10/30/2018 | News release | Distributed by Public on 10/30/2018 08:14
'The report charts a 60% decline in wildlife population sizes between between 1970 and 2014. The loss of species and the fall in numbers of free-roaming animals is especially bad in the tropical regions. Freshwater species numbers have declined dramatically, as well as terrestrial species. These falls in species and the resulting impoverishment of biodiversity result from human overexploitation of the environment and development of agricultural systems feeding ever mounting consumption in the northern hemisphere, especially North America.
'Massive demand for meat, animal feed to produce that meat, cereals, and even crops for bio-fuels are escalating land degradation and reducing habitat for species globally. The WWF reports says this has seriously affected 75% of terrestrial ecosystems and has had a damaging effect on the welfare of more than 3 billion people.
'There is no getting away from the fact that first world consumption, boosted in recent years by the economic booms in mega-countries like China, India and even smaller ones like Vietnam, have boosted demand for food, raw materials and wildlife products. This has increased the pressure to grow more either by expanding the land area under the plough or cow, thereby worsening deforestation in rainforest or canopy forest areas, and hastening the loss of diversity in other ecosystems, such as savanna and mixed woodland; or by increasing the use of fertilisers, herbicides and, pesticides to boost crop yields and prevent pest damage.
'This in turn has affected bees, other pollinators and soil quality. In the long-term the damage to pollinators and soil quality will have a negative effect on global food security. Similarly, overfishing and plastic pollution threaten marine and freshwater fish stocks.

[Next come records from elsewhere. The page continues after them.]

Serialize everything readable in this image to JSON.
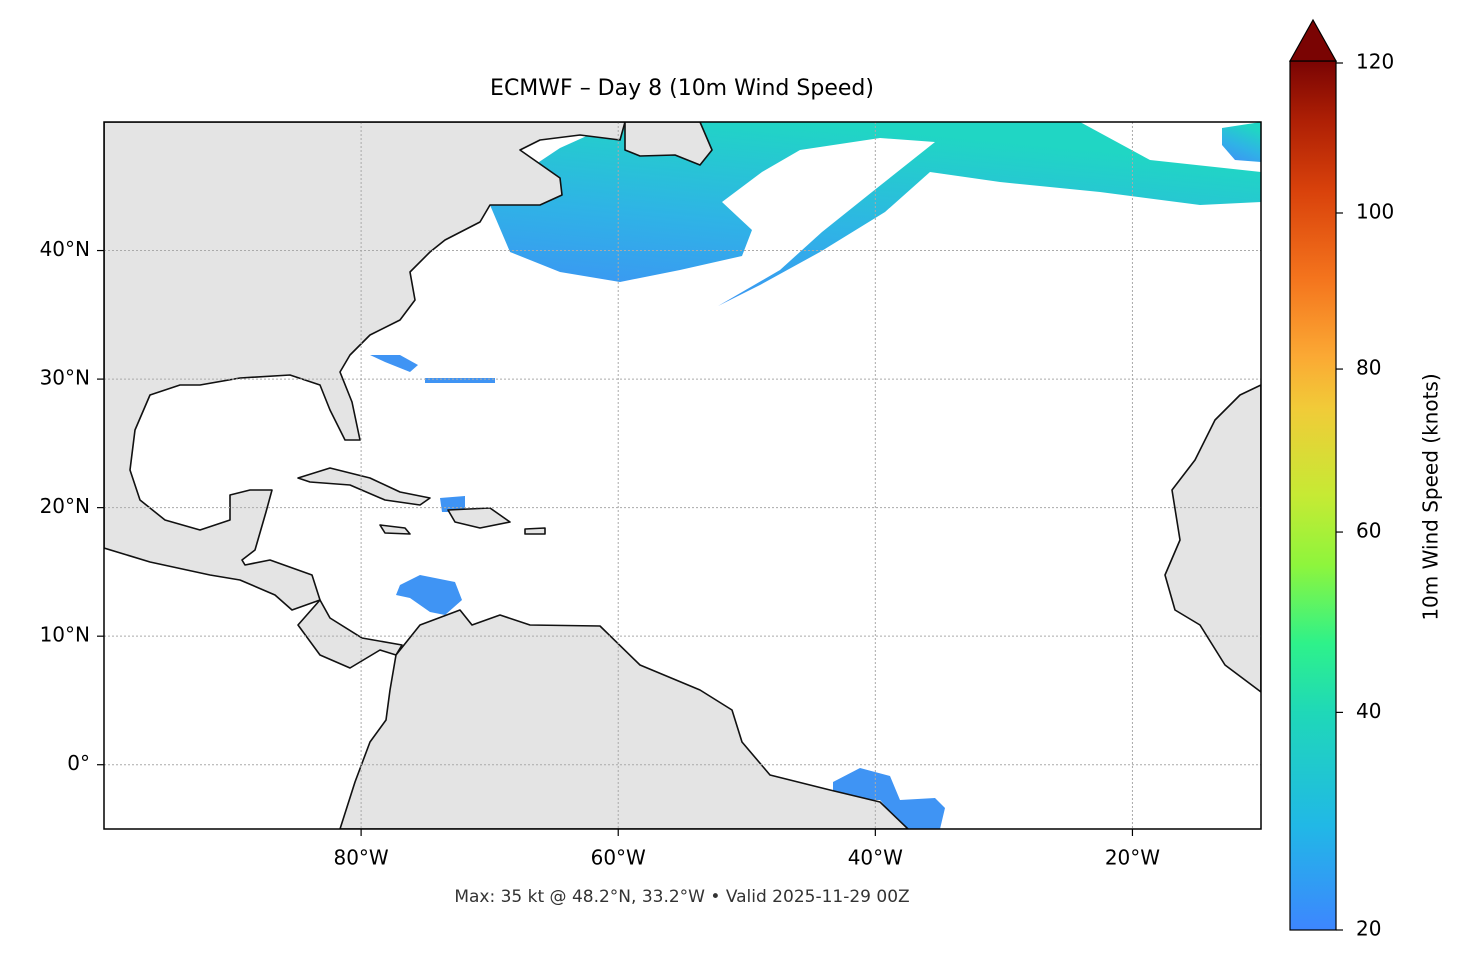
{
  "chart_data": {
    "type": "map",
    "title": "ECMWF – Day 8 (10m Wind Speed)",
    "subtitle": "Max: 35 kt @ 48.2°N, 33.2°W • Valid 2025-11-29 00Z",
    "xlim": [
      -100,
      -10
    ],
    "ylim": [
      -5,
      50
    ],
    "xticks": [
      {
        "value": -80,
        "label": "80°W"
      },
      {
        "value": -60,
        "label": "60°W"
      },
      {
        "value": -40,
        "label": "40°W"
      },
      {
        "value": -20,
        "label": "20°W"
      }
    ],
    "yticks": [
      {
        "value": 0,
        "label": "0°"
      },
      {
        "value": 10,
        "label": "10°N"
      },
      {
        "value": 20,
        "label": "20°N"
      },
      {
        "value": 30,
        "label": "30°N"
      },
      {
        "value": 40,
        "label": "40°N"
      }
    ],
    "grid": true,
    "colorbar": {
      "label": "10m Wind Speed (knots)",
      "lim": [
        20,
        120
      ],
      "ticks": [
        20,
        40,
        60,
        80,
        100,
        120
      ],
      "extend": "max"
    }
  }
}
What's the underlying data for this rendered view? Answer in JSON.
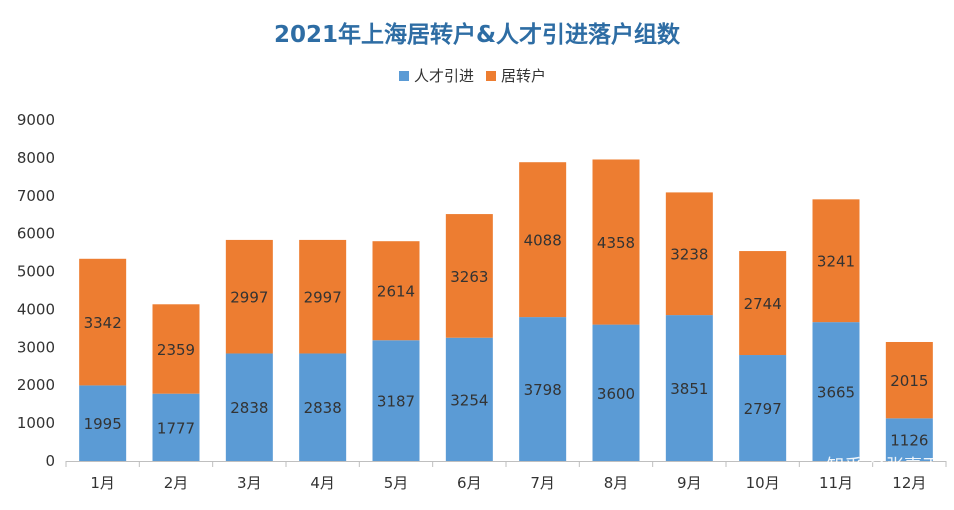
{
  "chart_data": {
    "type": "bar",
    "stacked": true,
    "title": "2021年上海居转户&人才引进落户组数",
    "categories": [
      "1月",
      "2月",
      "3月",
      "4月",
      "5月",
      "6月",
      "7月",
      "8月",
      "9月",
      "10月",
      "11月",
      "12月"
    ],
    "series": [
      {
        "name": "人才引进",
        "color": "#5b9bd5",
        "values": [
          1995,
          1777,
          2838,
          2838,
          3187,
          3254,
          3798,
          3600,
          3851,
          2797,
          3665,
          1126
        ]
      },
      {
        "name": "居转户",
        "color": "#ed7d31",
        "values": [
          3342,
          2359,
          2997,
          2997,
          2614,
          3263,
          4088,
          4358,
          3238,
          2744,
          3241,
          2015
        ]
      }
    ],
    "ylim": [
      0,
      9000
    ],
    "yticks": [
      0,
      1000,
      2000,
      3000,
      4000,
      5000,
      6000,
      7000,
      8000,
      9000
    ],
    "legend_position": "top",
    "grid": false
  },
  "watermark": "知乎 @张嘉天"
}
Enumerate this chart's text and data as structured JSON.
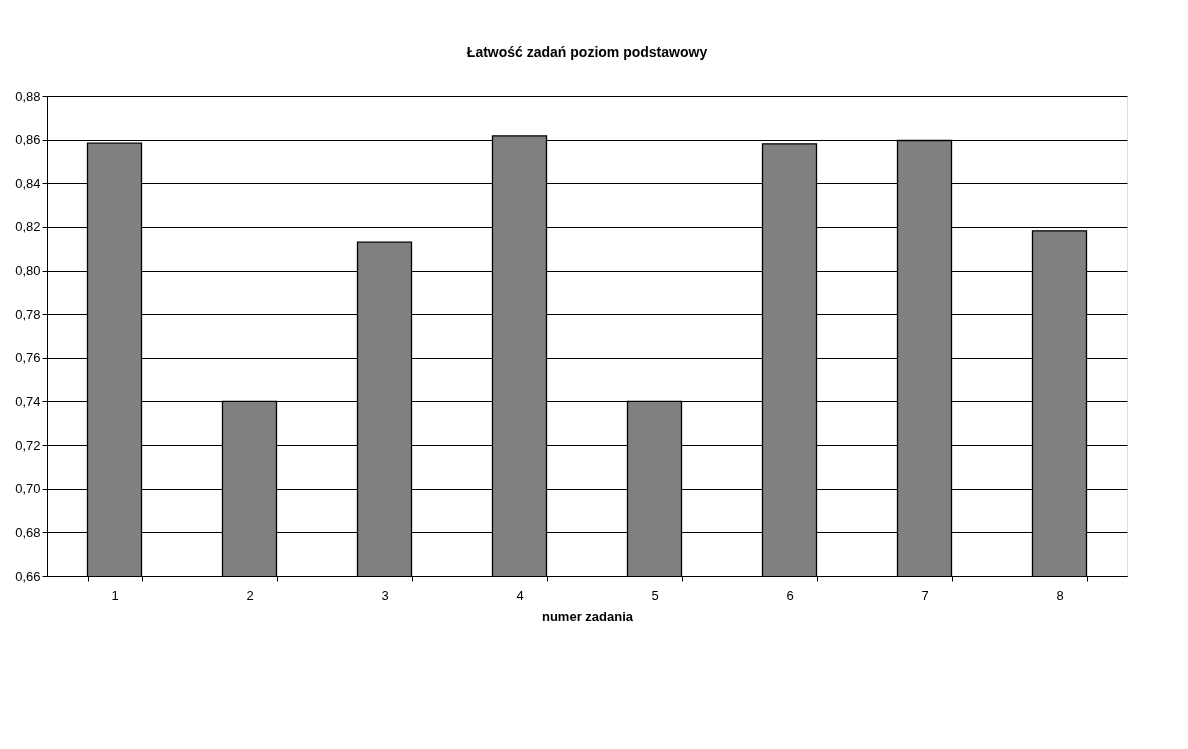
{
  "chart_data": {
    "type": "bar",
    "title": "Łatwość zadań poziom podstawowy",
    "xlabel": "numer zadania",
    "categories": [
      "1",
      "2",
      "3",
      "4",
      "5",
      "6",
      "7",
      "8"
    ],
    "values": [
      0.8584,
      0.74,
      0.813,
      0.8617,
      0.74,
      0.8581,
      0.8596,
      0.8182
    ],
    "color": "#808080",
    "ylim": [
      0.66,
      0.88
    ],
    "yticks": [
      {
        "value": 0.66,
        "label": "0,66"
      },
      {
        "value": 0.68,
        "label": "0,68"
      },
      {
        "value": 0.7,
        "label": "0,70"
      },
      {
        "value": 0.72,
        "label": "0,72"
      },
      {
        "value": 0.74,
        "label": "0,74"
      },
      {
        "value": 0.76,
        "label": "0,76"
      },
      {
        "value": 0.78,
        "label": "0,78"
      },
      {
        "value": 0.8,
        "label": "0,80"
      },
      {
        "value": 0.82,
        "label": "0,82"
      },
      {
        "value": 0.84,
        "label": "0,84"
      },
      {
        "value": 0.86,
        "label": "0,86"
      },
      {
        "value": 0.88,
        "label": "0,88"
      }
    ],
    "grid": "y"
  }
}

'In these circumstances, expansion of food production on the current basis is not going to be sustainable. The developed, industrial world may still be able to ensure its short-term food security but communities across large areas of central and South America, sub-Saharan Africa and Asia suffer perpetual food insecurity as cash crop and other agricultural output is geared to feeding the rich north not the hungry south. And those communities suffering constant food shortages - with the resulting malnutrition and the human and economic development problems that flow from that - are those with little or no voice in the northern elite dominated debates and international treaties on the environment, biodiversity and conservation.
'Without those voices you not only condemn a large part of the world's population to silent hunger but also deprive the world of the knowledge, expertise and environmental survival strategies that local communities living in fragile environments have developed over centuries. Sustainable, realistic community-driven approaches to environmental protection, conservation and economic development could provide answers to the question of how we stop the rot not the current approaches that have lofty ideals and high-flown rhetoric but depressingly little long-term, positive impact.'
Prof Keith Somerville is a member of the DICE Institute of Conservation and Ecology at the University of Kent. His book on human lion coexistence and conflict is being published by Routledge in 2019. He teaches at the Centre for Journalism and is a Fellow of the Zoological Society of London.